They say for better or for worse and in sickness and in health, but how many couples do you know take those words to heart, especially if they're not married?
While it's easy to fall out of love with a partner, those who can stand the test of time, no matter what life throws their way, are the type of relationships we can only hope to be in one day.
Nearly 19 years ago, Brad and Liz Soden were involved in a car crash that left the latter paralyzed from the waist down and petrified that her partner would leave her.
But, instead of turning his back on his beloved, Brad tied the knot with Liz three months later, and then got to work on building his wife the perfect wheelchair.
Although the father-of-five didn't have a college degree or engineer training, he decided to buckle down and go to work after he heard his wife tear up about her newfound limitations.
Before the incident, the family often went hiking and camping together, so Brad needed a way to adapt a wheelchair to those activities. His solution: the "Tankchair," which can travel off-road and powerful enough to comfortably move on hiking trails in any type of weather.

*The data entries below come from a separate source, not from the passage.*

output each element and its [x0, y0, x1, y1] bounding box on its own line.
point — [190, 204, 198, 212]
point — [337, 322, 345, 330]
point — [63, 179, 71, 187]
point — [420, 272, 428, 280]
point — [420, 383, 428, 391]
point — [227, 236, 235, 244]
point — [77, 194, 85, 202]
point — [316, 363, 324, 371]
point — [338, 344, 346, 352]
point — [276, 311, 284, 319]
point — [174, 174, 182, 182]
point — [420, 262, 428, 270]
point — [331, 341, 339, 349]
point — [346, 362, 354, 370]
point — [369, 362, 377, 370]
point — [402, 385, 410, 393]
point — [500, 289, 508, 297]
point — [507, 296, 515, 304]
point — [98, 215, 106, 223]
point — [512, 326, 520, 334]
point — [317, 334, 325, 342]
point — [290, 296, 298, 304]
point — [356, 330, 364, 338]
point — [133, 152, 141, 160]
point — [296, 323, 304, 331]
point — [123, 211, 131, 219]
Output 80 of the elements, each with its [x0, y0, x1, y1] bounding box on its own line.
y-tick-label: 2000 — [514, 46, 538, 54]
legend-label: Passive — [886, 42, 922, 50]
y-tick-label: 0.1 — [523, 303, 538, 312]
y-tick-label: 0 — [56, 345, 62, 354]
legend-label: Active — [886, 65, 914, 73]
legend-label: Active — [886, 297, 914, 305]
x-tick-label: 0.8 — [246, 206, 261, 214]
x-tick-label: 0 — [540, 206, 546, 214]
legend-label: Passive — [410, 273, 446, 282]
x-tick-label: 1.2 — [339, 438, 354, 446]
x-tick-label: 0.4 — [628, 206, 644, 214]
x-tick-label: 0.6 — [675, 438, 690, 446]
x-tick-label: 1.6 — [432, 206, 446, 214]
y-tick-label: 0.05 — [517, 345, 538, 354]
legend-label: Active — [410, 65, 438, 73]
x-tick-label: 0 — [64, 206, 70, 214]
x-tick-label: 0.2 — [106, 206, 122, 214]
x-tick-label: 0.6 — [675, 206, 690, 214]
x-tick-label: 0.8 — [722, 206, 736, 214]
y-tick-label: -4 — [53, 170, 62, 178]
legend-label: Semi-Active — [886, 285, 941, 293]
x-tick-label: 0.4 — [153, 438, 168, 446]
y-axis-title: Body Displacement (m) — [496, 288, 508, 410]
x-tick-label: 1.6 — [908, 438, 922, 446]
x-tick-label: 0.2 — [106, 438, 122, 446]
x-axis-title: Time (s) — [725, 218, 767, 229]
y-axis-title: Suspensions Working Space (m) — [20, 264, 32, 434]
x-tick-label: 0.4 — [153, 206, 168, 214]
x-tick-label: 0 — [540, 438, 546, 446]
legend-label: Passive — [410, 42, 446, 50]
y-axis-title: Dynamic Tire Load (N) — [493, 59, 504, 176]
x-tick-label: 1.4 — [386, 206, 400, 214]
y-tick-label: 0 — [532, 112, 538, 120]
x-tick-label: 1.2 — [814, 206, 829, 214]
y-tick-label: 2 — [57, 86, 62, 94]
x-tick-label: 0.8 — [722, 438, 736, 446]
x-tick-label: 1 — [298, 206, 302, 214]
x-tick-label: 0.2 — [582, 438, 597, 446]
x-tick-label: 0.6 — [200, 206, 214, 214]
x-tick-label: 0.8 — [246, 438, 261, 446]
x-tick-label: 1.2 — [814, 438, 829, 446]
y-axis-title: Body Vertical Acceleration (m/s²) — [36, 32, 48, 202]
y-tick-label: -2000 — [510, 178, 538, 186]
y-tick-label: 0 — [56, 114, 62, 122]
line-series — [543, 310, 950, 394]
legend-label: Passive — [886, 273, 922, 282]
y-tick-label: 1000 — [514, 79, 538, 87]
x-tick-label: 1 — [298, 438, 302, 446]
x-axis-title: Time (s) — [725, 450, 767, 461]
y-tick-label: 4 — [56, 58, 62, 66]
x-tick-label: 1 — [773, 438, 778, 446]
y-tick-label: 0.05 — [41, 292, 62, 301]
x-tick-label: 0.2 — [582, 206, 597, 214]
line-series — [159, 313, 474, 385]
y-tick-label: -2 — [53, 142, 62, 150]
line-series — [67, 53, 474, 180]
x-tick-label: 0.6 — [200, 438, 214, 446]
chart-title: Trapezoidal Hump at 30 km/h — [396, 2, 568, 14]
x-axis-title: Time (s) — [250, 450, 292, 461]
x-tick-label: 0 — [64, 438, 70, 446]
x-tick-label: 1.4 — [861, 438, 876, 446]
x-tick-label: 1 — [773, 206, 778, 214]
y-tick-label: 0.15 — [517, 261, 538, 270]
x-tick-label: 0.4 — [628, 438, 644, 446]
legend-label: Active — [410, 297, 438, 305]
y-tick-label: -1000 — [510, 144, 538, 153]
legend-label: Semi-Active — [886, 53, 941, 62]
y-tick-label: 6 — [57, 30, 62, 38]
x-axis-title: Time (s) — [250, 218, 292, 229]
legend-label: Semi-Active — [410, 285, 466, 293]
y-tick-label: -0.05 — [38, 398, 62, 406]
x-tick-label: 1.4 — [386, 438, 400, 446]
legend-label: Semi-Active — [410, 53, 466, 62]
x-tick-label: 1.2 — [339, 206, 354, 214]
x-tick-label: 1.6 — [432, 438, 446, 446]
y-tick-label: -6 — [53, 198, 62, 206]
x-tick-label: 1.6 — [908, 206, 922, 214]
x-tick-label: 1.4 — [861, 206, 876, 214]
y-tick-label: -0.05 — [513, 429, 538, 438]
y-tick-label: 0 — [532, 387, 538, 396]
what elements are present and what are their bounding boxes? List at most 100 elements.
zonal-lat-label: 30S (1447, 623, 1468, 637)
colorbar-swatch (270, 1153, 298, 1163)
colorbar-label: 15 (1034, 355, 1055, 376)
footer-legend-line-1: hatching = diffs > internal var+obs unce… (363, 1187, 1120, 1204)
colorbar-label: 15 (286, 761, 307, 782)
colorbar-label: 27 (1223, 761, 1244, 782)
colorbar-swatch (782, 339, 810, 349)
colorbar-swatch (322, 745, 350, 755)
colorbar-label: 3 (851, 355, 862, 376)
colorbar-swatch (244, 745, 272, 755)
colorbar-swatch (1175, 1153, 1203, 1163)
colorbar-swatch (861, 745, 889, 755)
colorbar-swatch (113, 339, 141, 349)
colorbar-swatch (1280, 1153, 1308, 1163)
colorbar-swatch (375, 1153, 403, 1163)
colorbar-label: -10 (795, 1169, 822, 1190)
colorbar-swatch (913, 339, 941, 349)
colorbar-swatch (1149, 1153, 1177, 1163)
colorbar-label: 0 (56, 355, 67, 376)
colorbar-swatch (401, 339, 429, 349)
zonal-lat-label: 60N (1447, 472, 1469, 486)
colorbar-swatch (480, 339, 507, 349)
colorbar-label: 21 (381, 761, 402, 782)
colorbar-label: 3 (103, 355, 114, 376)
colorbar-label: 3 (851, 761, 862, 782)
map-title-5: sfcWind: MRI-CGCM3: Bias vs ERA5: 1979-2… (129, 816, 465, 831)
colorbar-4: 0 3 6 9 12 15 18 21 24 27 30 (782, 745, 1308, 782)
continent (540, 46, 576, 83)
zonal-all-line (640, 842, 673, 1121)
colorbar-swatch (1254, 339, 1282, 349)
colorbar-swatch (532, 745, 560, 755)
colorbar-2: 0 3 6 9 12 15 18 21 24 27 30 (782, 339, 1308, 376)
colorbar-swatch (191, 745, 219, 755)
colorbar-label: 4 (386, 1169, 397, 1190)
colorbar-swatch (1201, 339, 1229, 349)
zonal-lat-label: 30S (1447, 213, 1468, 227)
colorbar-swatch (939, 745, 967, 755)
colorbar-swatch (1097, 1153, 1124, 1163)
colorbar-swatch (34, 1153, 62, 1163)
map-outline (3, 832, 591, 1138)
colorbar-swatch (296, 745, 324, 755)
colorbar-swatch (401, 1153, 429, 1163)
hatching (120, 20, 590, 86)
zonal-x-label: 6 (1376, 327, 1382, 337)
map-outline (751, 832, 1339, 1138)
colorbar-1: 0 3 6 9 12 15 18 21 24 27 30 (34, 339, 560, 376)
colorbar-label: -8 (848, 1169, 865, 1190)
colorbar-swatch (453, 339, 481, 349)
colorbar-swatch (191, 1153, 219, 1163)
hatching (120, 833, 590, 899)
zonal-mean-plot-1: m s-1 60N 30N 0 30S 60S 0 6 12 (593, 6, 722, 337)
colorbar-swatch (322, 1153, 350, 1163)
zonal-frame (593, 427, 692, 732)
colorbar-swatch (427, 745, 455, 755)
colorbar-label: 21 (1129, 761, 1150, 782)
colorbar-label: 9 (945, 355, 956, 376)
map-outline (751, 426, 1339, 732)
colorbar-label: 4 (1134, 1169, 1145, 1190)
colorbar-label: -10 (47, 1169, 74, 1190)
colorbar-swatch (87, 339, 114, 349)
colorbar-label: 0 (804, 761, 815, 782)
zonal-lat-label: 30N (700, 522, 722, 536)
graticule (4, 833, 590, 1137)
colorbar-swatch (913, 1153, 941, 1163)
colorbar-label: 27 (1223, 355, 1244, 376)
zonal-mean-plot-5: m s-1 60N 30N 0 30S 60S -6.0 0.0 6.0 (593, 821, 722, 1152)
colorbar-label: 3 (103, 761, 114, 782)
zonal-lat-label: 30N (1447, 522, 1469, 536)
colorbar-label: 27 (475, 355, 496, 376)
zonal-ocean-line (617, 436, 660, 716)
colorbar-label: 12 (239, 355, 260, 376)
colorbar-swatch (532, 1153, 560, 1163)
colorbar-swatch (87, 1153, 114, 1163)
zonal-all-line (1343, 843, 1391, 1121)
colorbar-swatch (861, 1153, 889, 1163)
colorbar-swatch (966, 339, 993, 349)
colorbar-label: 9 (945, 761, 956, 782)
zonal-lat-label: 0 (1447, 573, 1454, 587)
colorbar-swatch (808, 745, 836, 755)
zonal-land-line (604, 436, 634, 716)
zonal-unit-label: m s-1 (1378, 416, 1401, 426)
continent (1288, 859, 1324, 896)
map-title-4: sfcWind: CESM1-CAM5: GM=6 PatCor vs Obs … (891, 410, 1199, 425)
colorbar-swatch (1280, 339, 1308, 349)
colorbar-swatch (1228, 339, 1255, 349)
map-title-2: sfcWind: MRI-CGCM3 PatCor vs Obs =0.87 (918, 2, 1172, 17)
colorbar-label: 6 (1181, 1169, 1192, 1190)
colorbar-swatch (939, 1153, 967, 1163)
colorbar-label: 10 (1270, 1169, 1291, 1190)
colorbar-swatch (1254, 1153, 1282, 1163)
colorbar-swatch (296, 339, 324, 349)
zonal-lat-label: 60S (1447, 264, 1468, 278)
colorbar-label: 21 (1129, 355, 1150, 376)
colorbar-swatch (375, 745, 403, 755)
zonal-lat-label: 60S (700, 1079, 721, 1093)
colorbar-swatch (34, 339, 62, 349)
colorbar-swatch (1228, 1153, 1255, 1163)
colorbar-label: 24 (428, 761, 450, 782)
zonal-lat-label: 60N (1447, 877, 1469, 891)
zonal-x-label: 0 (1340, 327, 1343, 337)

"It made it where I could go out and go hiking and camping,'' Liz said in an interview with Matt Lauer on Today. "When we went to the snow, I would sit in the car. Now I can get out, and I can chase my kids around, and I can go with them. Just the hiking and getting out "” I'm not a prisoner anymore in the car and in the house."
Since Brad, a former combat veteran, plumber, and volunteer firefighter, perfected the design in 2005, he made engineering the Tankchairs his full time job, and hopes to be able to provide more of his creations to other "wounded warriors" and allow them to have better mobility.
While the chair, which can travel up to 30 miles per hour and costs between $12,000 to $15,000, is still classified as a recreational vehicles and isn't covered by insurance, the devoted husband has approached veteran associations in an effort to provide Tankchairs free of charge.
"Money does not drive me," Brad told Bloomberg. "It's all about the smiles on people's faces and all the families I've helped."